Ага… а после, значится, книга сделала Берусю царицею, только, мнится, счастья ей в том царствовании не прибыло.
И когда не стало у Беруси сил, книга сгинула.
— Она ищет хозяина, я так думаю… — прогудел Фрол Аксютович. Говорил он неохотно. — Михайло показывал записки Мирослава. Книга попала в руки женщине, которая попросила Мирослава об услуге. Почему просила? Не потому ли, что сама не могла покинуть терем?
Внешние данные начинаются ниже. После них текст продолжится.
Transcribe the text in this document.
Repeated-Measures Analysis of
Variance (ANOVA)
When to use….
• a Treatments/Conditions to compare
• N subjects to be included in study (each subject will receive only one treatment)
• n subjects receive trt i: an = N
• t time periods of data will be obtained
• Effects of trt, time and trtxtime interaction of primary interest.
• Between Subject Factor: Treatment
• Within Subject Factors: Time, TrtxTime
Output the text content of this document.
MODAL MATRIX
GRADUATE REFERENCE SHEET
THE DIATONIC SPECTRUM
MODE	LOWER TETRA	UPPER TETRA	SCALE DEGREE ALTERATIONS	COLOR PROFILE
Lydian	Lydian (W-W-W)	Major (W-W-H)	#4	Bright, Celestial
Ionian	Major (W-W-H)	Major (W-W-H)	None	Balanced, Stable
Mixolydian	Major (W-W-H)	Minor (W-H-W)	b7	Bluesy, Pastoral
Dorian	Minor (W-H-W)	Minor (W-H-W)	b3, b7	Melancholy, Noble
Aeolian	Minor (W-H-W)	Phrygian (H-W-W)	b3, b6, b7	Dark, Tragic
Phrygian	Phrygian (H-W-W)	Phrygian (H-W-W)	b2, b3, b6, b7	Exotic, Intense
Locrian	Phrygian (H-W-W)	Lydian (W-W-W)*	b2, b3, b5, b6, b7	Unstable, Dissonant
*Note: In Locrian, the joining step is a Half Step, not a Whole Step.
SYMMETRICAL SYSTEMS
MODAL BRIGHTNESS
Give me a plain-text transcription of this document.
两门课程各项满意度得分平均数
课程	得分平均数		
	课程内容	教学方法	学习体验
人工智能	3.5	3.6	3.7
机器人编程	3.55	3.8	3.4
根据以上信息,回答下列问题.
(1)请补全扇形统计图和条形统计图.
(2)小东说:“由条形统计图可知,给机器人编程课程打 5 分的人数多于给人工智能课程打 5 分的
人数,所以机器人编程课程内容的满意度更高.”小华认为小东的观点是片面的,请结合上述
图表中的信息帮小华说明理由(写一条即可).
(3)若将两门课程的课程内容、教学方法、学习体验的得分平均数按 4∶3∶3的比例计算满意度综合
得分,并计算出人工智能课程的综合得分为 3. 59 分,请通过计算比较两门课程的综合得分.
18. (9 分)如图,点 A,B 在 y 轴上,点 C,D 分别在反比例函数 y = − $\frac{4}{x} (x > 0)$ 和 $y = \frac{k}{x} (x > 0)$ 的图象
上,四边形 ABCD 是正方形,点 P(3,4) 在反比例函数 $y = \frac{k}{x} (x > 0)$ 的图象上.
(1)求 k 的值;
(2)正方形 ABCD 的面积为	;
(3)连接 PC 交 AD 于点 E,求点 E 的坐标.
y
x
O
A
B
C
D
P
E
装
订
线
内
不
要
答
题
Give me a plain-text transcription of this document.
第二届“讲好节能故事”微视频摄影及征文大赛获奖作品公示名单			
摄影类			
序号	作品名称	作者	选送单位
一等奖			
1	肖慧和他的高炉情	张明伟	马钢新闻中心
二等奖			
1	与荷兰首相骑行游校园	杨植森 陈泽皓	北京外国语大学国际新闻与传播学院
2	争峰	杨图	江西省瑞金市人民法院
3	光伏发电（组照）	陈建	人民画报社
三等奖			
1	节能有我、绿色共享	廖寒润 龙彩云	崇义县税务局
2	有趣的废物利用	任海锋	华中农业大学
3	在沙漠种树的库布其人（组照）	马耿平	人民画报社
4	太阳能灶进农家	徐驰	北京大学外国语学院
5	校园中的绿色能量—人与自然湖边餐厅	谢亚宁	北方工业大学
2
Это единственное объяснение… самой ей было книгу не вынести. Мирослав согласился. Он заглянул в книгу, желая узнать, о чем она… и книга сожрала его. Быстро сожрала. А после вернулась к новой хозяйке. Она побывала в руках Добронравы… полагаю, истинная хозяйка не имела возможности… экспериментировать в столице. Все ж таки иные силы оставляют мощный отклик. А может, подсунула подружку заемной жертвой… спросим, если получится. Но книгу надо уничтожить, Зослава. Вам ясно?
Я кивнула.
Чего уж неясного-то?
Егор шел за матерью.
Он так давно ее не видел. А она нисколько не переменилась. Разве что в волосах прорезались первые седые нити. Но от того боярыня лишь краше стала.
— Мама! — Егор устал.
Ноги болели.
Он посмотрел: надо же, успел до крови сбить. И главное, что кровь эта в землю уходила, будто вода в песок. А мама не оглянулась даже, не говоря уже о том, чтобы остановиться.
— Мама! — Он бросился за ней.
Вот же, рядом совсем, руку протяни… он и протянул, забывши про достоинство боярское, в тщетной попытке ухватить маму за косу.
— Мамочка…
Коса выскользнула, что угорь, сквозь пальцы. Но мать остановилась.
— Мама… пожалуйста. — Егор не удержался, упал на колени.
— Встань. — Она повернулась к нему. — Не позорь меня и свой род.
— Мама, как же ты… ты ведь…
— Я умерла. И ты умрешь, если продолжишь валяться вот так. — Она наклонилась и провела пальцем по губам. — Совсем вырос…
Покачала головой.
А потом отвесила пощечину, от которой рот Егора наполнился кровью. Ее было так много, что он не выдержал и…
Его рвало на мертвую старуху, и это было отвратительно.
«С возвращением, — раздался в голове знакомый голос. — Видишь, мальчик, и я могу быть полезен».
Болело все.
Даже волосы. И зубы. Егор чувствовал их все, каждый ныл по-своему. И боль эта заставляла шевелиться в тщетной попытке найти такое положение, когда хоть что-то перестанет болеть.
«Ничего… пройдет… а что ты думал… такое заклятье — и без последствий? — Мор успокаивал».
— П-помоги…
«Нет, дружок, ты сам. Я ж как ни крути, а некромант. Вот помрешь, тогда и обращайся».
Егор засмеялся, но его вновь вырвало, желтой желчью.
«Вставай. Давай. Помаленьку. И уходим…»
Уйти?
Он скорее уползет… если сил хватит. Долго он вообще тут валялся? Солнце стояло высоко. Над мертвой Марьяной Ивановной мухи вились, иные и по лицу ползали, и смотреть на это было… мерзко.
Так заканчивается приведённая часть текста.